6. En l'espèce, Mme A soutient qu'elle est de bonne foi, en ce qu'elle ne savait pas que sa fille exerçait une activité professionnelle étant majeure, et dans une situation précaire l'empêchant de rembourser sa dette dès lors qu'elle est au chômage, séparée et qu'elle a trois enfants à charge. Toutefois, il résulte de l'instruction que la requérante a omis de déclarer les revenus de sa fille, représentant 465 euros sur la période allant de juin à décembre 2021 ainsi que son activité indépendante débutée le 10 janvier 2022, et que ce n'est qu'à la faveur d'un contrôle sur pièces que de telles omissions ont été révélées. En tout état de cause, la requérante n'établit pas, par la production de pièces, être dans une situation financière faisant obstacle au remboursement de l'indu en litige.
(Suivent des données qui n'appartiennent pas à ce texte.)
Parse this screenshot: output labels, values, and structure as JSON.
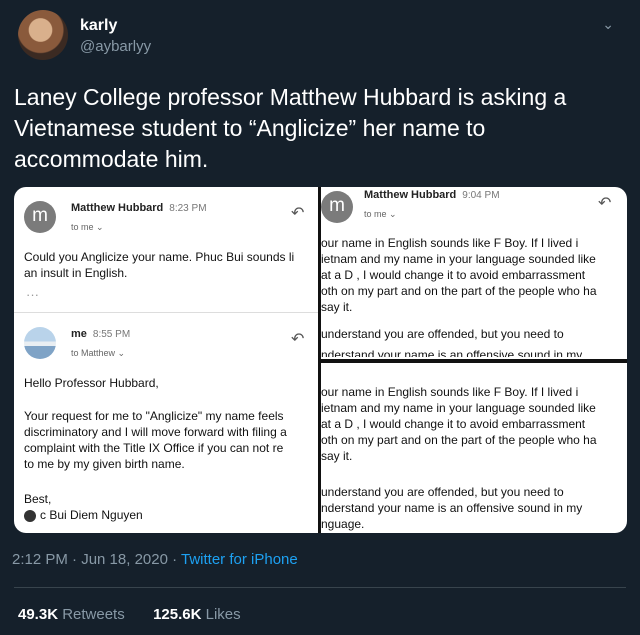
{
  "author": {
    "name": "karly",
    "handle": "@aybarlyy"
  },
  "tweet": {
    "text": "Laney College professor Matthew Hubbard is asking a Vietnamese student to “Anglicize” her name to accommodate him."
  },
  "left_email": {
    "sender": "Matthew Hubbard",
    "time": "8:23 PM",
    "to": "to me ⌄",
    "body_lines": [
      "Could you Anglicize your name. Phuc Bui sounds li",
      "an insult in English."
    ],
    "reply": {
      "sender": "me",
      "time": "8:55 PM",
      "to": "to Matthew ⌄",
      "greeting": "Hello Professor Hubbard,",
      "body_lines": [
        "Your request for me to \"Anglicize\" my name feels",
        "discriminatory and I will move forward with filing a",
        "complaint with the Title IX Office if you can not re",
        "to me by my given birth name."
      ],
      "closing": "Best,",
      "signature": "c Bui Diem Nguyen"
    }
  },
  "right_top": {
    "sender": "Matthew Hubbard",
    "time": "9:04 PM",
    "to": "to me ⌄",
    "lines": [
      "our name in English sounds like F    Boy. If I lived i",
      "ietnam and my name in your language sounded like",
      "at a D   , I would change it to avoid embarrassment",
      "oth on my part and on the part of the people who ha",
      "say it.",
      "understand you are offended, but you need to",
      "nderstand your name is an offensive sound in my"
    ]
  },
  "right_bottom": {
    "lines": [
      "our name in English sounds like F    Boy. If I lived i",
      "ietnam and my name in your language sounded like",
      "at a D   , I would change it to avoid embarrassment",
      "oth on my part and on the part of the people who ha",
      "say it.",
      "understand you are offended, but you need to",
      "nderstand your name is an offensive sound in my",
      "nguage."
    ]
  },
  "meta": {
    "time": "2:12 PM · Jun 18, 2020 · ",
    "source": "Twitter for iPhone"
  },
  "stats": {
    "retweets_count": "49.3K",
    "retweets_label": " Retweets",
    "likes_count": "125.6K",
    "likes_label": " Likes"
  },
  "icons": {
    "reply": "reply-arrow-icon",
    "more": "chevron-down-icon"
  }
}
Par suite, c'est à bon droit que la caisse d'allocations familiales des Alpes-Maritimes a refusé d'accorder à l'intéressée la remise de sa dette de revenu de solidarité active.

7. Il résulte de ce qui précède, sans qu'il soit besoin de se prononcer sur la fin de non-recevoir opposée par le département des Alpes-Maritimes, que la requête de Mme A doit être rejetée en toutes ses conclusions.

D E C I D E :

Article 1er : La requête de Mme A est rejetée.

Article 2 : Le présent jugement sera notifié à Mme B A et au président du conseil départemental des Alpes-Maritimes.

Copie en sera adressée au directeur général de la caisse d'allocations familiales des Alpes-Maritimes.

Rendu public par mise à disposition au greffe le 21 novembre 2024.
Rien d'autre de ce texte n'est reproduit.